The essence of what I am saying here cannot be understood by the mind. The moment you grasp it, there is a shift in consciousness from mind to Being, from time to presence. Suddenly, everything feels alive, radiates energy, emanates Being.

We practitioners of astrology tend to be attracted to the apparent security we get from knowing where the planets are and where they’re going. We can predict with certainty where, say, Saturn will be five years from now. After all, if we have an early warning of what’s coming, we can brace ourselves for the future (or open ourselves to it, if we think something positive is coming). Psychologically sophisticated astrologers who see themselves as non-fatalistic may still fixate on future astrological events in order to anticipate the energies that will arise (to try to create what they think will be a positive outcome). My point is that our impulse is to insulate ourselves with a layer of preconceptions about what is imagined as coming in the future, because we feel that the future cannot be trusted (when it gets here) and needs to be controlled. This tendency is not unique to astrologers, but we stargazers are particularly devoted to it. More than that, we rely on it to keep clients coming. Forecasting the future is our business as long as clients expect it of us. The future is the “bait” with which we hook most new astrology clients and students.

Many clients come to see an astrologer in the belief that the astrologer, the designated seer, has a better view of the future than they do. Unless the astrologer is way out in left field, the client, to some degree, adopts the version of reality presented by the astrologer. For instance, how can you get pronouncements like “pay attention to any chest pains you might have in June” totally out of your mind? Being given this power by the client, the astrologer may feel infallible and begin to make arrogant assumptions about the client’s limitations, talents, and hidden problems – all apparently based on the chart. In the worst-case scenario, the astrologer forgets that the client is more than a soup of cosmic symbols. I know that I did all this when I was reading charts.

The predictive astrologer weaves a story of the future for the client, a tale typically woven from a combination of textbook keywords, memories of previous transits, and the astrologer’s beliefs about life, people, and the world in general. The scenario presented by the astrologer often has only a vague resemblance to the actual future experience of the client. The astrologer knows deep down that he or she is on shaky ground and may be simply guessing at what shape the future will take – all to satisfy the client’s expectations.

This “educated guess” may be supported by years of astrological research and lots of charts, tables, and graphs. It may be flavored with a smooth, sophisticated presentation of psychological terms, astrological jargon, and so on.

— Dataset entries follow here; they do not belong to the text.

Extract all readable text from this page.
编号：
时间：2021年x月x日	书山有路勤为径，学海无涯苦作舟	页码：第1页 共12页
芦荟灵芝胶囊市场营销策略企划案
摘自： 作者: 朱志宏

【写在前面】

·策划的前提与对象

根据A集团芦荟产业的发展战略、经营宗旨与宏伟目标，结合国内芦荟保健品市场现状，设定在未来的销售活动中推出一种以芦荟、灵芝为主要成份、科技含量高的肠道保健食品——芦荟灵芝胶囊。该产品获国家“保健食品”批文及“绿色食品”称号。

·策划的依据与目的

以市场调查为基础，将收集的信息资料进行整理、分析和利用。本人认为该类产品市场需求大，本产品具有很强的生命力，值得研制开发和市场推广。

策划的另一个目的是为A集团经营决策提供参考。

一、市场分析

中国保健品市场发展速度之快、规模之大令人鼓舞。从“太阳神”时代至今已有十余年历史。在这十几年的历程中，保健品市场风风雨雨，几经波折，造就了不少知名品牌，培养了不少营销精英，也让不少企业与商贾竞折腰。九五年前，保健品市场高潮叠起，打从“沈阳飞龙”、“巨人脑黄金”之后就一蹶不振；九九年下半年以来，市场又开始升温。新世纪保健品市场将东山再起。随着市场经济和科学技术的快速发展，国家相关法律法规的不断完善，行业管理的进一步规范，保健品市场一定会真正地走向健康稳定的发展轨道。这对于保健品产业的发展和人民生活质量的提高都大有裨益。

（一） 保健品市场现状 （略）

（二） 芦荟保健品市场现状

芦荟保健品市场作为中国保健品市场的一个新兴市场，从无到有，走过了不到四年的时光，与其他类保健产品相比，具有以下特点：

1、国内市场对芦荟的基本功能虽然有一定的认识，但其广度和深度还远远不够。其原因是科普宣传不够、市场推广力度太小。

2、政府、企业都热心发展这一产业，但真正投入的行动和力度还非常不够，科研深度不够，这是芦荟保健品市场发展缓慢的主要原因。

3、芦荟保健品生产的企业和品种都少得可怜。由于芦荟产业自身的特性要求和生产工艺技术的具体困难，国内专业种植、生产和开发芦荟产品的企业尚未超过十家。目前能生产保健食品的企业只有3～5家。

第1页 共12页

But the truth remains: The astrologer doesn’t really know what’s coming. The future is unknown.

Sometimes we DO know what is coming; we can sometimes tell that under a combination of Pluto and Uranus influences a bad marriage will break up and the client will once and for all leave that terrible job. But we can’t predict this because the future is set in stone; rather, because we know the degree of development this client has reached and how close they are to being able to create their own destiny and break out of the shackles that have bound them to the difficulty of their charts.

So often clients ask me “Is this relationship meant to be? Is there something in our charts that says we can’t be together?” And the answer so often is, can you (or your loved one) overcome the difficulty in your chart that is keeping this from happening? Can he stop deceiving and blaming you and work on his own internal issues? Sometimes the relationships that feel the most fated are the most destructive. Is this fate or compulsion?

Past, present and future – all are permeable, malleable by what we do in the immediate Present. This is the only moment we have – is there a song in our heart? And if not, what are we going to do about it? For me, these are the important questions.